Not very filling, I have to say.
It must have started snowing a very
short time after I got home and gone on heavily all night, for the field
was covered in a glittery silver-white spread of waist-deep snow. True,
it was sitting on top of about six previous inches, but it was still a
very significant amount. I would have been impressed if I hadn't been so
irritated: there was no way in the world I was going to shove my way through
a mile of that to get to the Azu train station. If White Blaze had been
there to break a path for me, I might have tried it, but as it was- no
way. Besides, my electricity was out, which meant it was a good bet the
trains weren't running anyway- or at least, not on schedule. Very little
stops a Japanese train from making it to the station on time, but two or
three feet of snow will do it.
"Well, wonderful," I said sarcastically,
and closed the door with a bang. Then I remembered that I'd need wood and
opened it again crossly, stomped across the yard with some difficulty,
grabbed a bunch of logs, and stomped back. I repeated that several times
before I decided I had enough for the moment, brushed the snow off my legs,
and got busy at the fireplace.
I wasn't mad about missing school.
I don't think there are many kids anywhere who'd argue with an unexpected
snow day, and normally, I was no exception. But I was very cranky
about having to wait another day before I could see and try to talk to
Sage.
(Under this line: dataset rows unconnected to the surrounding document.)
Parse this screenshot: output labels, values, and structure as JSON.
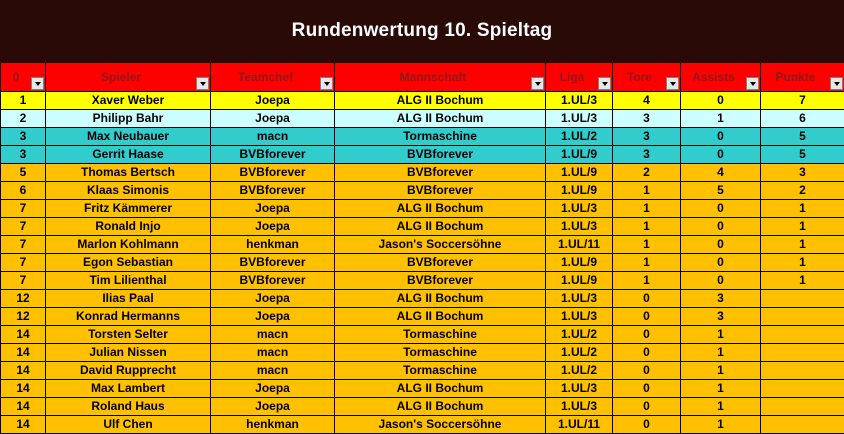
{
  "title": "Rundenwertung 10. Spieltag",
  "columns": [
    "0",
    "Spieler",
    "Teamchef",
    "Mannschaft",
    "Liga",
    "Tore",
    "Assists",
    "Punkte"
  ],
  "row_colors": {
    "yellow": "#ffff00",
    "light": "#ccffff",
    "cyan": "#33cccc",
    "orange": "#ffc000",
    "header": "#ff0000"
  },
  "rows": [
    {
      "rank": "1",
      "spieler": "Xaver Weber",
      "teamchef": "Joepa",
      "mannschaft": "ALG II Bochum",
      "liga": "1.UL/3",
      "tore": "4",
      "assists": "0",
      "punkte": "7",
      "color": "yellow"
    },
    {
      "rank": "2",
      "spieler": "Philipp Bahr",
      "teamchef": "Joepa",
      "mannschaft": "ALG II Bochum",
      "liga": "1.UL/3",
      "tore": "3",
      "assists": "1",
      "punkte": "6",
      "color": "light"
    },
    {
      "rank": "3",
      "spieler": "Max Neubauer",
      "teamchef": "macn",
      "mannschaft": "Tormaschine",
      "liga": "1.UL/2",
      "tore": "3",
      "assists": "0",
      "punkte": "5",
      "color": "cyan"
    },
    {
      "rank": "3",
      "spieler": "Gerrit Haase",
      "teamchef": "BVBforever",
      "mannschaft": "BVBforever",
      "liga": "1.UL/9",
      "tore": "3",
      "assists": "0",
      "punkte": "5",
      "color": "cyan"
    },
    {
      "rank": "5",
      "spieler": "Thomas Bertsch",
      "teamchef": "BVBforever",
      "mannschaft": "BVBforever",
      "liga": "1.UL/9",
      "tore": "2",
      "assists": "4",
      "punkte": "3",
      "color": "orange"
    },
    {
      "rank": "6",
      "spieler": "Klaas Simonis",
      "teamchef": "BVBforever",
      "mannschaft": "BVBforever",
      "liga": "1.UL/9",
      "tore": "1",
      "assists": "5",
      "punkte": "2",
      "color": "orange"
    },
    {
      "rank": "7",
      "spieler": "Fritz Kämmerer",
      "teamchef": "Joepa",
      "mannschaft": "ALG II Bochum",
      "liga": "1.UL/3",
      "tore": "1",
      "assists": "0",
      "punkte": "1",
      "color": "orange"
    },
    {
      "rank": "7",
      "spieler": "Ronald Injo",
      "teamchef": "Joepa",
      "mannschaft": "ALG II Bochum",
      "liga": "1.UL/3",
      "tore": "1",
      "assists": "0",
      "punkte": "1",
      "color": "orange"
    },
    {
      "rank": "7",
      "spieler": "Marlon Kohlmann",
      "teamchef": "henkman",
      "mannschaft": "Jason's Soccersöhne",
      "liga": "1.UL/11",
      "tore": "1",
      "assists": "0",
      "punkte": "1",
      "color": "orange"
    },
    {
      "rank": "7",
      "spieler": "Egon Sebastian",
      "teamchef": "BVBforever",
      "mannschaft": "BVBforever",
      "liga": "1.UL/9",
      "tore": "1",
      "assists": "0",
      "punkte": "1",
      "color": "orange"
    },
    {
      "rank": "7",
      "spieler": "Tim Lilienthal",
      "teamchef": "BVBforever",
      "mannschaft": "BVBforever",
      "liga": "1.UL/9",
      "tore": "1",
      "assists": "0",
      "punkte": "1",
      "color": "orange"
    },
    {
      "rank": "12",
      "spieler": "Ilias Paal",
      "teamchef": "Joepa",
      "mannschaft": "ALG II Bochum",
      "liga": "1.UL/3",
      "tore": "0",
      "assists": "3",
      "punkte": "",
      "color": "orange"
    },
    {
      "rank": "12",
      "spieler": "Konrad Hermanns",
      "teamchef": "Joepa",
      "mannschaft": "ALG II Bochum",
      "liga": "1.UL/3",
      "tore": "0",
      "assists": "3",
      "punkte": "",
      "color": "orange"
    },
    {
      "rank": "14",
      "spieler": "Torsten Selter",
      "teamchef": "macn",
      "mannschaft": "Tormaschine",
      "liga": "1.UL/2",
      "tore": "0",
      "assists": "1",
      "punkte": "",
      "color": "orange"
    },
    {
      "rank": "14",
      "spieler": "Julian Nissen",
      "teamchef": "macn",
      "mannschaft": "Tormaschine",
      "liga": "1.UL/2",
      "tore": "0",
      "assists": "1",
      "punkte": "",
      "color": "orange"
    },
    {
      "rank": "14",
      "spieler": "David Rupprecht",
      "teamchef": "macn",
      "mannschaft": "Tormaschine",
      "liga": "1.UL/2",
      "tore": "0",
      "assists": "1",
      "punkte": "",
      "color": "orange"
    },
    {
      "rank": "14",
      "spieler": "Max Lambert",
      "teamchef": "Joepa",
      "mannschaft": "ALG II Bochum",
      "liga": "1.UL/3",
      "tore": "0",
      "assists": "1",
      "punkte": "",
      "color": "orange"
    },
    {
      "rank": "14",
      "spieler": "Roland Haus",
      "teamchef": "Joepa",
      "mannschaft": "ALG II Bochum",
      "liga": "1.UL/3",
      "tore": "0",
      "assists": "1",
      "punkte": "",
      "color": "orange"
    },
    {
      "rank": "14",
      "spieler": "Ulf Chen",
      "teamchef": "henkman",
      "mannschaft": "Jason's Soccersöhne",
      "liga": "1.UL/11",
      "tore": "0",
      "assists": "1",
      "punkte": "",
      "color": "orange"
    }
  ]
}
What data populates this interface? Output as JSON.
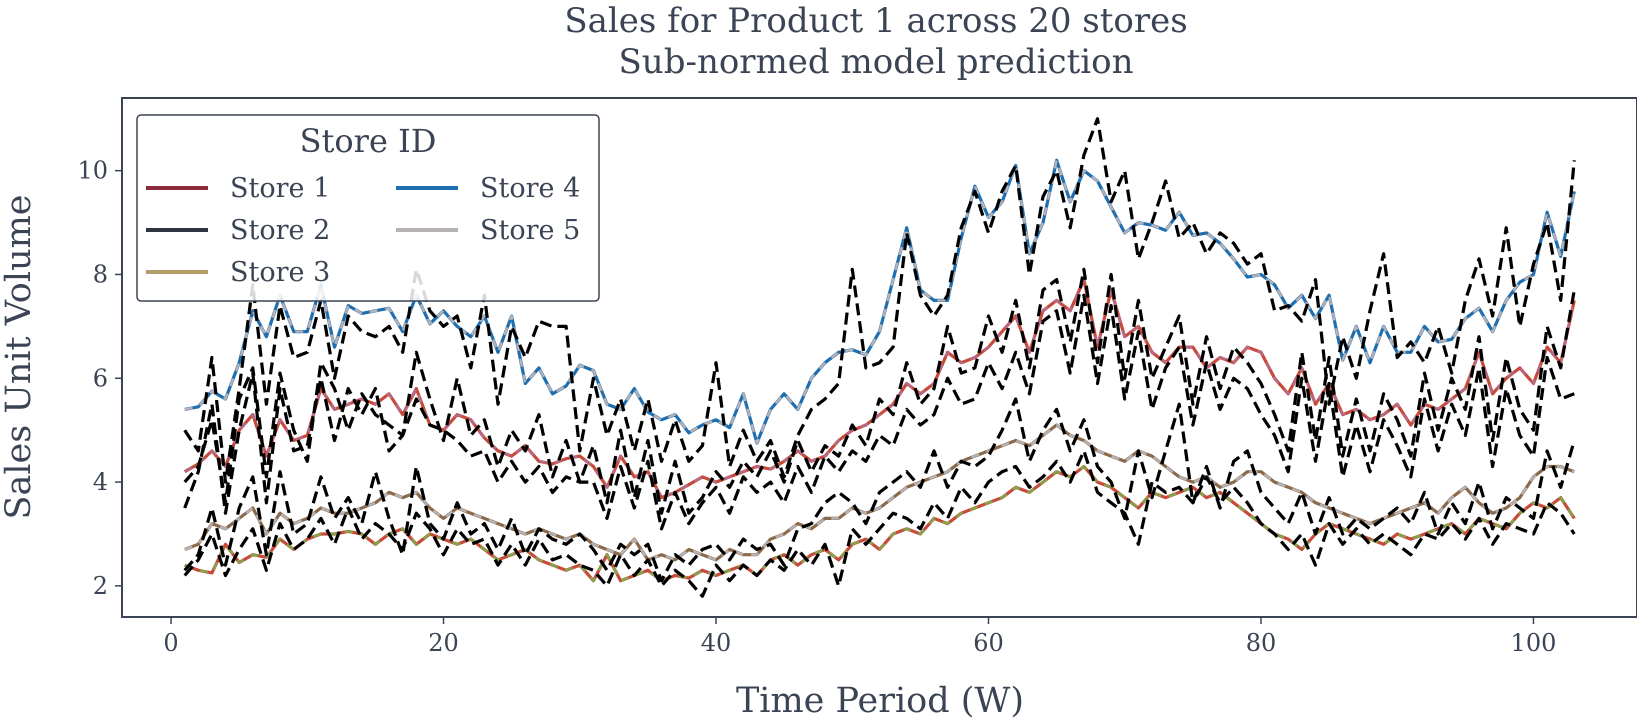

It didn't matter that I had an opportunity to think more carefully
over what he'd said yesterday, decide exactly what I wanted to ask him,
and figure out how I was going to excuse us from Rowen's presence. I'd
already tried that and gotten frustrated; I just wanted to get on with
it, and my patience- what patience?- my impatience was at an all-time
high.
I have never known a clock to move
as slowly as my clock did that day. By the time noon struck, I thought
I was going to go nuts with pure restless exasperation. It was almost impossible
to concentrate on anything, and I kept going over to stare out the living-room
window and make sure it wasn't snowing again. I hate to think what I would've
done if it had- something pretty senseless, I'm sure. Finally I came up
with a good, useful distraction: I put on my old boots and went out to
sweep the snow off the steps. When that was done, I made a better path
to the woodpile so I wouldn't be bringing so much snow inside with me,
and brushed a lot of it off the wood. Then I tromped a path across the
field, to make things easier tomorrow. It's surprisingly hard work, walking
through deep snow, and since I had a mile to walk...
With that thought in mind, I started
down the road, realizing somewhat belatedly that no one was going to send
a snowplow up there. I would have to clear my own path- unless I wanted
to just sit around and wait for it all to melt. Some kids probably would
have done that, but to me, the very idea was intolerable. Besides, it seemed
a good idea to have part of the road already clear in case another snowstorm
dropped another foot or two on us. It had never occurred to me that I might
get snowed-in, and it wasn't a comfortable thought.
It took me over an hour to get most
of the way to Azu, and by the time I did I had more or less stopped thinking
and was just shoving my way along. The snow wasn't as deep under the trees,
but it still was not easy to walk in. The walk back was easier, though
I didn't spend much time trying to widen or smooth out the trail- I was
way too tired for that. It was a huge relief to see the house again, and
the
first thing I did when I got inside was pull off my soaked jeans and get
into dry ones. Then I stood in front of the fire for a few minutes; the
wet clothes had chilled me more than I first realized. After that I had
something to eat and sat down with my English book to look over the last
assignment; I wasn't sure I had gotten it right, despite Rowen's careful
explanations. It wasn't long before I had completely confused myself, but
I was too tired to be annoyed about it. The last thing I remember is the
book sliding out of my hand and hitting the floor with a thunk.